El cine postapocalíptico es como ese viejo amigo que siempre llega tarde a la fiesta, pero uno le abre la puerta igual: sabemos que traerá historias de ruinas humeantes, humanidad en carne viva y algún destello de esperanza entre las cenizas. AFTERBURN: ZONA CERO (2025) la tercera incursión de JJ Perry tras la cámara, prometía ser precisamente eso: acción interesante, ciencia ficción modesta y un vistazo a ese futuro sin futuro que tanto seduce al espectador. Sin embargo, lo que debía ser un festín termina pareciendo un almuerzo que te llena el estómago, pero nadie recuerda nada excepcional al día siguiente.
Un grupo de cazadores de tesoros postapocalípticos busca reliquias antiguas en una Tierra que ha quedado casi medio destruida por una enorme erupción solar.
El papel principal, inicialmente pensado para Gerard Butler, acabó en manos de Dave Bautista, quien ha demostrado ser mucho más que un ex-luchador musculoso de WWE, que combina blockbusters de alto calibre — como DUNE: PARTE 2 (2024), nada menos— con proyectos más íntimos o de menor presupuesto. Aquí interpreta a Jake, un exsoldado que se gana la vida cazando tesoros en un mundo condenado por una tormenta solar que apagó todas las luces del planeta. La premisa tiene chispa: una humanidad que esta al borde de la extinción, un mercado negro donde los objetos son tesoros y el arte funciona como reliquia sagrada de una civilización perdida.
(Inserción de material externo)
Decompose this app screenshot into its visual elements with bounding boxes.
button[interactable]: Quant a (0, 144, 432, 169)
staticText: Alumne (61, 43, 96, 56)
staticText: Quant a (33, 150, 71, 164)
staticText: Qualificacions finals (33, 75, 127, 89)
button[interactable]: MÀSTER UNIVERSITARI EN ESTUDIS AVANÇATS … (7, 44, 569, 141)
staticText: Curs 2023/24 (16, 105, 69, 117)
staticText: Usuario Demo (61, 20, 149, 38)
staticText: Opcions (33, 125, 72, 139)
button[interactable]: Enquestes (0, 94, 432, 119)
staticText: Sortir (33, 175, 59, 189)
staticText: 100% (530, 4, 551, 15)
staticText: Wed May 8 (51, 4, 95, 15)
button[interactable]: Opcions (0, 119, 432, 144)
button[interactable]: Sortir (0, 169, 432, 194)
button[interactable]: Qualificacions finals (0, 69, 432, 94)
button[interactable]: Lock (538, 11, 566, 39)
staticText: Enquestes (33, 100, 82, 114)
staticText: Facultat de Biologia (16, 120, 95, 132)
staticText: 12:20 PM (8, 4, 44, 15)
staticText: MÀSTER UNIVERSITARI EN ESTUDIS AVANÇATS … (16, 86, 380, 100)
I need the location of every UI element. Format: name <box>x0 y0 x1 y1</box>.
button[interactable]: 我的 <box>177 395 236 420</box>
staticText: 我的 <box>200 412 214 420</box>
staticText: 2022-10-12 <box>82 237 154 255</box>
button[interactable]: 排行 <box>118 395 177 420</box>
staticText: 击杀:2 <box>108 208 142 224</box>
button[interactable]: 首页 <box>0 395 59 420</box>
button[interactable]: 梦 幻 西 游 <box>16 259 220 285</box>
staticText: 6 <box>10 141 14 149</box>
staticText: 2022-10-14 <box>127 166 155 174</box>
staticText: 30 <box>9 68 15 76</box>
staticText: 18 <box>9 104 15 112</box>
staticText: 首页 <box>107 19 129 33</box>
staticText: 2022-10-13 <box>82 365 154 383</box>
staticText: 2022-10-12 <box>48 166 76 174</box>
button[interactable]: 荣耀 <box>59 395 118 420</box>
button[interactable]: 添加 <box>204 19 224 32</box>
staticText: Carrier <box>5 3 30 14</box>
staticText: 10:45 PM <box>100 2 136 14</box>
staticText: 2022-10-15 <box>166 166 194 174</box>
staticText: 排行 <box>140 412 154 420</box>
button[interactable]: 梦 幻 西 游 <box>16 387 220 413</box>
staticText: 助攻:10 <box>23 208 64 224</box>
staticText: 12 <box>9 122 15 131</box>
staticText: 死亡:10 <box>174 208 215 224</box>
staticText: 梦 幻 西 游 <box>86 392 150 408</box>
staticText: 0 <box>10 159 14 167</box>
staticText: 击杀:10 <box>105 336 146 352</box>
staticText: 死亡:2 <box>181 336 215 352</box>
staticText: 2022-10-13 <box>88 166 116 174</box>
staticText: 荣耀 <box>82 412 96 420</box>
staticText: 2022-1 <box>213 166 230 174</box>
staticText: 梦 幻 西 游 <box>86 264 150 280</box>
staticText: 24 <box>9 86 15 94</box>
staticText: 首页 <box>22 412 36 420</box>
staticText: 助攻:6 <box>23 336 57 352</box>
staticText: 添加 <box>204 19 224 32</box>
El problema es que la chispa nunca llega a prender fuego.
El guion escrito entre (atención) cuatro personas, recicla estampas reconocibles: un tirano excéntrico (Samuel L. Jackson como August, rey autoproclamado de Inglaterra), un héroe con sueños de huida en un velero y un encargo suicida digno de epopeya: recuperar la Mona Lisa en una Francia gobernada por un caudillo brutal. Por el camino, se suma la luchadora de la resistencia (Olga Kurylenko), diseñada para representar el altruismo colectivo frente al egoísmo solitario de Jake. Es un menú que suena nutritivo en el papel, pero en pantalla se siente como un buffet recalentado.
Hay ideas que podrían haber brillado —¿una horda de caníbales parkour? Eso suena a gloria pulp—, pero se resuelven de forma tan apresurada que parecen notas marginales en el guion. El resultado es un cóctel de clichés: dictadores europeos de opereta, romances forzados y una imaginería bélica que parece sacada de un manual de historia mal digerido. Visualmente, la película luce cierta dignidad. Rodada en Eslovaquia, con fábricas oxidadas y bosques sombríos, logra transmitir una atmósfera de fin del mundo. Y, sin embargo, con 57 millones de dólares en la mochila, lo que asoma en pantalla recuerda más a una producción italiana de serie B de los ochenta. Perry consigue consistencia estética, pero no inventiva. Aunque es cierto que me recordó a la película DOOMSDAY (2008) de Neil Marshall, ya que en cierto momentos logra brillar, donde otras películas podrían hundirse.
La gran decepción está en la acción. Perry, especialista y coreógrafo de combate de probada trayectoria, parecía destinado a ofrecer escenas memorables. Y, sin embargo, apenas encontramos una persecución con buggies, motos y tanques que rompe la monotonía. El resto son peleas breves, sin contundencia, culminando en un clímax ferroviario que más que explosivo resulta… tibio. Como si alguien hubiera dejado el fuego a medio gas. En el terreno actoral, Bautista sostiene el peso físico con entereza, aunque su Jake se limita al arquetipo del guerrero taciturno. Kurylenko, eficaz pero desaprovechada, queda atrapada en la categoría de “interés narrativo”. Jackson, siempre magnético, hace de si mismo, en modo divertido, pero casi un cameo de lujo más que un motor dramático. Y Hivju, como villano caricato aparece tarde y sin suficiente veneno como para marcar huella en el espectador.
En definitiva y resumiendo: AFTERBURN: ZONA CERO no es el desastre que me esperaba, es un producto entretenido que toca temas y muestra escenas que ya hemos visto miles de veces. Correcta para ser serie B, demasiado rutinaria para brillar en un escaparate grande. Su pecado no es fracasar, sino no atreverse: ofrece un entretenimiento pasajero, sí, pero de esos que se evaporan de la memoria antes de que termine la semana. Y lo triste es que tenía todos los ingredientes para ser otra cosa: hablar del arte como símbolo de supervivencia, de la memoria como tesoro en tiempos de barbarie, de la chispa humana que resiste incluso en la oscuridad. En lugar de eso, se queda en un collage de referencias, un tren que avanza con freno de mano y una paradoja cruel: una película llamada AFTERBURN que jamás consigue encender su propio fuego.